Svensson was involved in the proposal to connect female students and female workers. The petition was granted and summer camps for children from working-class families were established, thus showing the needs of working-class women for recreational time. It eventually became a principal debate for "stugrörelsen", a Stockholm-based network through which Svensson met her contemporaries Kerstin Hesselgren, Honorine Hermelin, and Ida Fischer.
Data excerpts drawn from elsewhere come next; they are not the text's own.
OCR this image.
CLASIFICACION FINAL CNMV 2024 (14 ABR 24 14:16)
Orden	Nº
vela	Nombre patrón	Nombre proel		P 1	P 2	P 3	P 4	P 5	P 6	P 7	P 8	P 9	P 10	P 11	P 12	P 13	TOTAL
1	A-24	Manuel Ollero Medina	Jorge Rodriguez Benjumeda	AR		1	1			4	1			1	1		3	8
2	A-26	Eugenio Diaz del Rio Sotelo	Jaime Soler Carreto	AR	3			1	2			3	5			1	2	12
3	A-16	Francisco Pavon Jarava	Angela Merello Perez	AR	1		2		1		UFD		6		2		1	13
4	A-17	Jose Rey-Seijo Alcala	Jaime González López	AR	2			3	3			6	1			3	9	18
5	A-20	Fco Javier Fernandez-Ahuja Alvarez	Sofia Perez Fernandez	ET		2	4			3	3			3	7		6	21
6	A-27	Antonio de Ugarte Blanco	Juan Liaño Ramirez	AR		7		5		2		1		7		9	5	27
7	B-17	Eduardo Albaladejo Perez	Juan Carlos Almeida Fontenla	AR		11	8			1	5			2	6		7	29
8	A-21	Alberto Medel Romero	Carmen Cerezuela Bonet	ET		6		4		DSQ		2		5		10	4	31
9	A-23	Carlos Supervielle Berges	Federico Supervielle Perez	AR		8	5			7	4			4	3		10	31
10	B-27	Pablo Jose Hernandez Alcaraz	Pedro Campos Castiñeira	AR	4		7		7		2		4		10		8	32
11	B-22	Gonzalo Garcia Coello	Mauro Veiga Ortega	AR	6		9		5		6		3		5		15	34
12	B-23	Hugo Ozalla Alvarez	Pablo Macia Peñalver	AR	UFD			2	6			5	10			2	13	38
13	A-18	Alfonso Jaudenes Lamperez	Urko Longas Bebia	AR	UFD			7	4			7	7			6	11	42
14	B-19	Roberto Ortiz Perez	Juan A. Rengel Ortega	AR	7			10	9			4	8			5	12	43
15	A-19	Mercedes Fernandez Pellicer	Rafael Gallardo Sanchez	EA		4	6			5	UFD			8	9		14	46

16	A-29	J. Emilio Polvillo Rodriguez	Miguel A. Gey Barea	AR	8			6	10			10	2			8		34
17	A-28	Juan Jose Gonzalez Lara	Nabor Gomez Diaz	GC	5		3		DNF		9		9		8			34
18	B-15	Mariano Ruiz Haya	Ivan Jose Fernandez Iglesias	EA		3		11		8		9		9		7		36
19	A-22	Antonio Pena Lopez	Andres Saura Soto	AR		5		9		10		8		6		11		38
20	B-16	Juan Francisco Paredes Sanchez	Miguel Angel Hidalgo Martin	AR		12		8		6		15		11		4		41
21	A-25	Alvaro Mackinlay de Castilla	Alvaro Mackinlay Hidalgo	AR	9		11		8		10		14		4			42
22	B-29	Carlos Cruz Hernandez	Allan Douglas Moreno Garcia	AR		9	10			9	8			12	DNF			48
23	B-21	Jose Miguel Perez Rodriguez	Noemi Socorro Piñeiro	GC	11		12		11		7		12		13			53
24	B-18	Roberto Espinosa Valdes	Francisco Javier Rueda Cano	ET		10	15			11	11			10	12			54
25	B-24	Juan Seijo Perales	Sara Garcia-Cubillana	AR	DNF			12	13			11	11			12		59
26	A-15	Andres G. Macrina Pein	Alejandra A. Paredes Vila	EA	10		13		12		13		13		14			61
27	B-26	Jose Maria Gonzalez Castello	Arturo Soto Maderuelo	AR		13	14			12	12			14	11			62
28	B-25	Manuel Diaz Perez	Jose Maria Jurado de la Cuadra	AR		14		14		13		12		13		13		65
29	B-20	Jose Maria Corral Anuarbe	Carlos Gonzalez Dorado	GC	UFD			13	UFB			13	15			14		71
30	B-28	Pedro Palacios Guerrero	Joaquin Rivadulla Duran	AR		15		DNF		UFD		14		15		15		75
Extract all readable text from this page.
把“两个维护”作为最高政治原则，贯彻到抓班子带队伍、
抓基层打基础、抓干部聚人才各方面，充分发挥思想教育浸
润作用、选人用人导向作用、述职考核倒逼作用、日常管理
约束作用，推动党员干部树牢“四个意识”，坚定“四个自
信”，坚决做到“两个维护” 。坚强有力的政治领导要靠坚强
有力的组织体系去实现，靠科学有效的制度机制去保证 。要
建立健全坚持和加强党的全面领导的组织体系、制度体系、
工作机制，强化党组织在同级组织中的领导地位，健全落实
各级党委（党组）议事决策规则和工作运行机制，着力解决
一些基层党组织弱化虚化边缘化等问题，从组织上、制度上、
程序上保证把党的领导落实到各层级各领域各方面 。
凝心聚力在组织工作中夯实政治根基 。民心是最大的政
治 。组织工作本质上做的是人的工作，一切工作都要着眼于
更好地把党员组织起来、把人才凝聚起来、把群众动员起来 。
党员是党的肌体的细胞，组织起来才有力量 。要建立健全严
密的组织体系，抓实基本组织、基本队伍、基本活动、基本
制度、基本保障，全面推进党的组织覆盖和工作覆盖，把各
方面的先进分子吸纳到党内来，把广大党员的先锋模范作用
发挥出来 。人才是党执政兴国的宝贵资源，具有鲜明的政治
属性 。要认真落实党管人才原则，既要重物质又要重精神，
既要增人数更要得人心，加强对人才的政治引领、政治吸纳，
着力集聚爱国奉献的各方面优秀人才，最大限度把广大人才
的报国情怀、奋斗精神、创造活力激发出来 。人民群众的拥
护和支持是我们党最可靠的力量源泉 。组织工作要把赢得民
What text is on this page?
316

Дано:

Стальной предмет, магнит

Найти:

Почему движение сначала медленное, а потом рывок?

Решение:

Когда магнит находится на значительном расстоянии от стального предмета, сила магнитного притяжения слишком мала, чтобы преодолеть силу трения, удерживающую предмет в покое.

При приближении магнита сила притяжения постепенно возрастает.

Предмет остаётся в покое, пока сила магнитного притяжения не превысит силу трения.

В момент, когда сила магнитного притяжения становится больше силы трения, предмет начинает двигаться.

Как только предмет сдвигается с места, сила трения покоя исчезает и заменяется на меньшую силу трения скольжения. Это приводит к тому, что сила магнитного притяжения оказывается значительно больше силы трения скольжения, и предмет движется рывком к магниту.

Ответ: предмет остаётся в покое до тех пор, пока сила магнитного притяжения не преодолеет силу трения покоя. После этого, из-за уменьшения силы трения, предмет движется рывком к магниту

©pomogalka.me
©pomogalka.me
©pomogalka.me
On Hesselgren's recommendation, Svensson was appointed as "fabrikssyster" (factory matron) at the tobacco firm Svenska tobaksmonopolet in 1916. As a "fabrikssyster", she was responsible for looking after the social conditions of the workers. The post was later renamed as "personalkonsulent" (personnel consultant), making Svenson the first person in Sweden to hold the title. She worked towards improving the company's social engagement, including canteens, camps for children, day-care centres, settlements, and convalescent homes. She was concerned about the welfare of tobacco workers, and visited the homes of ill workers. To provide better living opportunities to the workers, she established a rehabilitation centre at Vikersvik in Värmland. The centre was later shifted to the Rockesholm manor. She established Södergården, Stockholm, a settlement which provided several courses and leisure opportunities. She managed the enterprise while Svenska Tobaksmonopolet was responsible for its rent.

Svensson was member of the Association of Social Workers in Industry and Business – Socialarbetare inom industri och affärsvärld (SAIA), and the International Industrial Relations Institute (IRI). She subsequently served on the board of trustees at the Kvinnliga medborgarskolan vid Fogelstad in Fogelstad. She was awarded the medal Illis quorum in 1936.

Svensson died in Stockholm, on 19 October 1981.